I thought I'd have some fun and peruse the internet for strange facts about foods...and other odd information in relation to the stuff we consume. Here are a few references I came up with:

*Krod Yotchomrang was preparing her family’s evening meal when she discovered the corpse of a kitten inside a sausage. Most people would throw a fit and demand compensation, but Krod was not ordinary. She decided to make a small shrine for the poor dead kitten, then light some sweet-smelling incense and pray before it.

Word spread and friends, neighbors, and others turned up to visit the shrine. Unexpectedly, they started reporting amazing turns for the better after praying there. Krod and her friends allegedly won money on several lottery tickets, proving that the shrine brought good luck.

Suspicious officials soon began an investigation into the incident. They were skeptical about the good luck angle and perplexed as to how the kitten became part of a sausage. Investigators eventually came to the conclusion that the kitten had somehow managed to sneak into a pipeline at the sausage factory. They allowed the shrine to remain intact.

*In Victorian England, Tuberculosis – then called consumption – was rampant. It was believed that the fresh, hot blood of a slaughtered animal would build up the sick person’s constitution, alleviating the disease.
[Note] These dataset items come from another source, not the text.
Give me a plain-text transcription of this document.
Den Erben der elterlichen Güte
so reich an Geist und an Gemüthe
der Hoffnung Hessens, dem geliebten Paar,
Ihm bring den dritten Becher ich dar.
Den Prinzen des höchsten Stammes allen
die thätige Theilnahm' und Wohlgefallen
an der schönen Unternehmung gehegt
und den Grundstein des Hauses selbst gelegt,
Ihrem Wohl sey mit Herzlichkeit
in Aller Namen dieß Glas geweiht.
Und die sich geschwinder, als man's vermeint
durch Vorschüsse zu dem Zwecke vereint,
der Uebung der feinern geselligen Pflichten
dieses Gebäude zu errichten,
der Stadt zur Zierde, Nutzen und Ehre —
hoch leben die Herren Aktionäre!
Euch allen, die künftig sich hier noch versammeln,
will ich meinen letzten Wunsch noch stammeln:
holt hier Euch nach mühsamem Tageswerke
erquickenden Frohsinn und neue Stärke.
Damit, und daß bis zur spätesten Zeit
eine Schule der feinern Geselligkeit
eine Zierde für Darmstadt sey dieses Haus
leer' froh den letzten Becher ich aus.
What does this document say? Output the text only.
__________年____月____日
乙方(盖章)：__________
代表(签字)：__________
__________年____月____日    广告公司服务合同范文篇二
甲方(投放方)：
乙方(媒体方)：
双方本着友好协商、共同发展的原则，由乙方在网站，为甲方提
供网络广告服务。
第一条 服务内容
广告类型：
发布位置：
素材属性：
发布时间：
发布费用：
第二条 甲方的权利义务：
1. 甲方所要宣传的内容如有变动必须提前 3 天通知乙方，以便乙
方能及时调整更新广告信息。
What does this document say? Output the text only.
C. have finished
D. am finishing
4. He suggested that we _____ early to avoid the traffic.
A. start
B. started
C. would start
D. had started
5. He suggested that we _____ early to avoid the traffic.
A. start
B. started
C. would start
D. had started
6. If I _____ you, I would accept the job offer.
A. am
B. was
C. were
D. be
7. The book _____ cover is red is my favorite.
Consumptives would line up in the slaughterhouse with cups ready to catch the blood, which was swallowed right away.

*Allyl isothiocyanate, or mustard oil, is five times as lethal as arsenic, mass-for-mass. Although people often build up resistances to small amounts in their food, a small restaurant in Indiana, sells a dish specifically designed to push a person’s tolerance to their limits. The signature dish at St. Elmo Steak House is a prawn cocktail whose spiciness comes from the 9kg of grated mustard oil-containing horseradish used to make it. The sensation of eating this dish is described as akin to being electrocuted.

*Maple syrup is one of the most expensive things you can pour on your pancakes. A high-grade bottle generally retails for well over $20. Part of the expense involved in the syrup is the great inefficiency in producing it. It requires anywhere from 5 to 13 gallons of maple sap to make just one quart of syrup.

To make sure that it has enough to meet the international demand, the Canadian province of Quebec maintains a Global Strategic Maple Syrup Reserve. In 2012, during an audit, it was discovered that 6 million pounds of the syrup (worth about $18 million wholesale) had been stolen in a daring heist. This was not some smash and grab theft; it would have taken dozens of trucks to move so many barrels. In the subsequent months, several arrests were made, and some two-thirds of the missing syrup was recovered.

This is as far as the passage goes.